Backing up for a sec, the documentary spells out how Ma, now 60 and raised in America by Chinese parents, came so early and easily to classical music success that much of the rest of his career has been about answering the “Now what?” question.
‘The Music of Strangers’
DIRECTED BY: Morgan Neville.
WITH: Yo-Yo Ma, Wu Man, Kinan Azmeh, Kayhan Kalhor and Cristina Pato.
RATED: PG-13 GRADE: B
RUNNING TIME: 96 minutes
Ma also admits that the touring life was such that leaving home made him physically ill — his son Nicholas says he once thought his dad worked at Boston’s Logan Airport — and left him looking for greater social purpose amid the rigors of fame.
The idea of bringing together musicians from seemingly irreconcilable folk traditions was fairly new in 2000, though not radical. The high visibility of the Silk Road Ensemble helped legitimize the practice by assembling musicians from China to Persia to the U.S. for six CDs now (the latest is “Sing Me Home” on the Sony Masterworks label) and numerous concerts.
In some ways, Silk Road has now been overtaken by groups such as Hesperion XXI that meld East, West, ancient, and modern with greater vision. But what makes “The Music of Strangers” a thoroughly worthwhile film is the stories of the individuals.

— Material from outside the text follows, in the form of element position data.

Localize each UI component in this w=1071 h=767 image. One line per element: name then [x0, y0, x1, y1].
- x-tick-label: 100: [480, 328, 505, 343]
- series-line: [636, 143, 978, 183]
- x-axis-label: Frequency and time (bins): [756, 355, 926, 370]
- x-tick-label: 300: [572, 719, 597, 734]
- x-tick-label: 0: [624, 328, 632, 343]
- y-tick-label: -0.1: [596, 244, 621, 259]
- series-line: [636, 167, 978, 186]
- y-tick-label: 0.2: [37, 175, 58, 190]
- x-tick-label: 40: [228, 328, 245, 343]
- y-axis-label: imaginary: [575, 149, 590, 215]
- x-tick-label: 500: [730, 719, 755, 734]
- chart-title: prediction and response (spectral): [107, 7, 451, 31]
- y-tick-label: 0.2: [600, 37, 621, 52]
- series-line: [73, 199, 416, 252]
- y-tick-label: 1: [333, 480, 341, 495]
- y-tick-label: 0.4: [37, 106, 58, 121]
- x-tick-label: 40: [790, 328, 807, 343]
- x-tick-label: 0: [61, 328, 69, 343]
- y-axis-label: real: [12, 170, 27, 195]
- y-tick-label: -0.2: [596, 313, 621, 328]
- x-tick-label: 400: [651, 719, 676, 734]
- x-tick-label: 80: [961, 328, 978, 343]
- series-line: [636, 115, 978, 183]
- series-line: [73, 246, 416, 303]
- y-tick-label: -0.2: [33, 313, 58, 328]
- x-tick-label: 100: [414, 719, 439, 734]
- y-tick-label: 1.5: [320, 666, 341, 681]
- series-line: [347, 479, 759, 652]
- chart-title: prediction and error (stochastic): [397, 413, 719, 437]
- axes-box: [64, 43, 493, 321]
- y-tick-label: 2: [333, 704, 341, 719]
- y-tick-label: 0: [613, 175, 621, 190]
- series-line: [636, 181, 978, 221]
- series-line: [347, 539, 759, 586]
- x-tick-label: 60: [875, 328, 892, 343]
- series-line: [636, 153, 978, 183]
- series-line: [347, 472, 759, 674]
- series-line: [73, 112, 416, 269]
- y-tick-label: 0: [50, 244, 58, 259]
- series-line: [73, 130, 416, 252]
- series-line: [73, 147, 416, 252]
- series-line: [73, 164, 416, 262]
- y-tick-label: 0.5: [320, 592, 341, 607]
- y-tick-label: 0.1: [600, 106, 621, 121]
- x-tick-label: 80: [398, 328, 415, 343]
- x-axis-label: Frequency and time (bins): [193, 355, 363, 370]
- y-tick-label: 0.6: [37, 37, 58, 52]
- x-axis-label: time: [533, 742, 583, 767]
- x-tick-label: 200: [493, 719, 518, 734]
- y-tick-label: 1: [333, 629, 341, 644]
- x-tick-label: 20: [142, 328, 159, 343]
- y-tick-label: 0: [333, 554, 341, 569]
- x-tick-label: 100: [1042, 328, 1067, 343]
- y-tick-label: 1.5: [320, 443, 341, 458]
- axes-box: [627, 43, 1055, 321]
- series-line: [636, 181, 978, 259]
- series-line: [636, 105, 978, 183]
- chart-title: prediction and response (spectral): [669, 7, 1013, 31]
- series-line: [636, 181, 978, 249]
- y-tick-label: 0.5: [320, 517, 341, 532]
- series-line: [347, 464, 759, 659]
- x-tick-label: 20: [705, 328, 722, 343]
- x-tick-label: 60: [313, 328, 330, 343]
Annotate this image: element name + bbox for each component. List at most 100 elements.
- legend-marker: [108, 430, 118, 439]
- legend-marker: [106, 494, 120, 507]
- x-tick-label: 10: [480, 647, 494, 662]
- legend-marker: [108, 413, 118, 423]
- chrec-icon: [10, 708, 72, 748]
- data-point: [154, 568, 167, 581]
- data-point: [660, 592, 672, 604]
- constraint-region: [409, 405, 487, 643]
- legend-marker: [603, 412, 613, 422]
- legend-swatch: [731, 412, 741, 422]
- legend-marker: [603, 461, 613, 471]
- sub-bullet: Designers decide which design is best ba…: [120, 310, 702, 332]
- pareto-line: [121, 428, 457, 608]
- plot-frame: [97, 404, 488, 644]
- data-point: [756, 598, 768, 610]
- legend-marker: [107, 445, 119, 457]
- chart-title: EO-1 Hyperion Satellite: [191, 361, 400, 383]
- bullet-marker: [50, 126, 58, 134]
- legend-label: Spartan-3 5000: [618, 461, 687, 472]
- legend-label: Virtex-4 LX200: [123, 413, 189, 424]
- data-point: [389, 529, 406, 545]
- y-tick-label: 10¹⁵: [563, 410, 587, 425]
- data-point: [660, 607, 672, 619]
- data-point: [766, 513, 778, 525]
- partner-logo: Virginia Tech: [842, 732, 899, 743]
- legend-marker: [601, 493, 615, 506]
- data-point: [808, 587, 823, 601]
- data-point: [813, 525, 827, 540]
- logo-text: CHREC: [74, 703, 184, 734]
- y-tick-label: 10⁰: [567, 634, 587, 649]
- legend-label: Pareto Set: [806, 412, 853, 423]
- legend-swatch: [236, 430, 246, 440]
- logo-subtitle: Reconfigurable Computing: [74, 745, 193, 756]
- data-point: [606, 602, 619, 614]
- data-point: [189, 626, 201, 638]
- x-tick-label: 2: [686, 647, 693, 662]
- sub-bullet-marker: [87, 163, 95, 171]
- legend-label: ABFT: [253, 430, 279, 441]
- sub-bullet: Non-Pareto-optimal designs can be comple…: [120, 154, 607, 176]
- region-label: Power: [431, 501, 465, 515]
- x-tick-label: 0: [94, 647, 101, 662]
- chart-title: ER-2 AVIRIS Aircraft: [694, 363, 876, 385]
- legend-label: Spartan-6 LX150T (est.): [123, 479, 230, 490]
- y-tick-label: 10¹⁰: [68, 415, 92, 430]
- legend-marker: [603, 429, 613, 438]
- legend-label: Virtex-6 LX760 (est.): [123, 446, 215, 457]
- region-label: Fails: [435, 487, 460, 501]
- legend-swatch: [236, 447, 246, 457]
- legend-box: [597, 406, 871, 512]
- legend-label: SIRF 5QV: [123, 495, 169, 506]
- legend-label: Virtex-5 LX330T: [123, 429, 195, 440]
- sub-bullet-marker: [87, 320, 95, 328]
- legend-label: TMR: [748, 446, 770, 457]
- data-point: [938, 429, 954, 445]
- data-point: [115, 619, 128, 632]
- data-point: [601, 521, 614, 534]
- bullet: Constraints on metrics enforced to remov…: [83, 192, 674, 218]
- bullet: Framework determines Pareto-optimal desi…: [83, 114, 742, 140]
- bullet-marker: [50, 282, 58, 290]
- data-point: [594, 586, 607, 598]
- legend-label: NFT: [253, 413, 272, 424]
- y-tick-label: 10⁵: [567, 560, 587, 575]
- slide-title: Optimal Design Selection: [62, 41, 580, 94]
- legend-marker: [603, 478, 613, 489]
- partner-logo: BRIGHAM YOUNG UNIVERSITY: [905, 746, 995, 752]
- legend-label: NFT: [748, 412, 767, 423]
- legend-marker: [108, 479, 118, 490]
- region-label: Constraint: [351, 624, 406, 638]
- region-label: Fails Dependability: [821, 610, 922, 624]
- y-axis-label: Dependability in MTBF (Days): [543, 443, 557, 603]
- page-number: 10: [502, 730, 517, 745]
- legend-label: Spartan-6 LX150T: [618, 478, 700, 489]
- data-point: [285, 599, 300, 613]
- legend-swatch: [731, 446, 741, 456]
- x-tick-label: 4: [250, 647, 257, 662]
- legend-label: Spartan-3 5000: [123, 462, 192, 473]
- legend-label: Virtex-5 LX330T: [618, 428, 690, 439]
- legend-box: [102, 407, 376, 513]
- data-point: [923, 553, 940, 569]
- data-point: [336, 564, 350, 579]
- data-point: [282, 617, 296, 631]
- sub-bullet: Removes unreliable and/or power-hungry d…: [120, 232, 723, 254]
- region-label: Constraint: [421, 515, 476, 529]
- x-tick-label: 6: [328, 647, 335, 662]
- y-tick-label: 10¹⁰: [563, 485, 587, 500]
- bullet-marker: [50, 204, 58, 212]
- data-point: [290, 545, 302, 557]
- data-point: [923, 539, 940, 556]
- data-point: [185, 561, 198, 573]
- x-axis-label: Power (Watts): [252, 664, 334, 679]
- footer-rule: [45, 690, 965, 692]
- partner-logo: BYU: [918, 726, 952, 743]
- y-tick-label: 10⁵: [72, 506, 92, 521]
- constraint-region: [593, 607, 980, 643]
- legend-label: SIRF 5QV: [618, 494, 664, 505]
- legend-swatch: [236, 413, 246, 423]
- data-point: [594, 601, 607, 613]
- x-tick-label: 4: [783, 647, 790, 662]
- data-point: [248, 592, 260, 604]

Chinese pipa player Wu Man, seen with an electrified version of her instrument, has created a niche where none previously existed. Galician bagpiper Cristina Pato is a magnetic screen presence, starting with archival footage of her early years translating her folk tradition into rock-and-roll and then in later performances with Silk Road Ensemble.
Syrian clarinetist Kinan Azmeh works with children in a refugee camp. Iranian kamancheh player Kayhan Kalhor becomes increasingly melancholic as he is repeatedly exiled from his home and maintains his marriage on Skype. “I don’t know who writes the scripts for these revolutions,” he says wearily, “but they all look the same and affect people’s lives the same way.”
All of these stories unfurl with their own, refreshingly unrushed sense of time. And unlike some music documentaries, there’s plenty of music, though the choice of high-energy excerpts might suggest that Silk Road Ensemble is mainly about ecstatic jam sessions. It’s not.
I do wonder if the group will have lasting impact. (The new album has an adaptation of Dvorak’s “New World” Symphony that’s puzzlingly awful). But the symbolic value of diverse musicians finding musically rich common ground is a crucial statement that can’t be made often enough.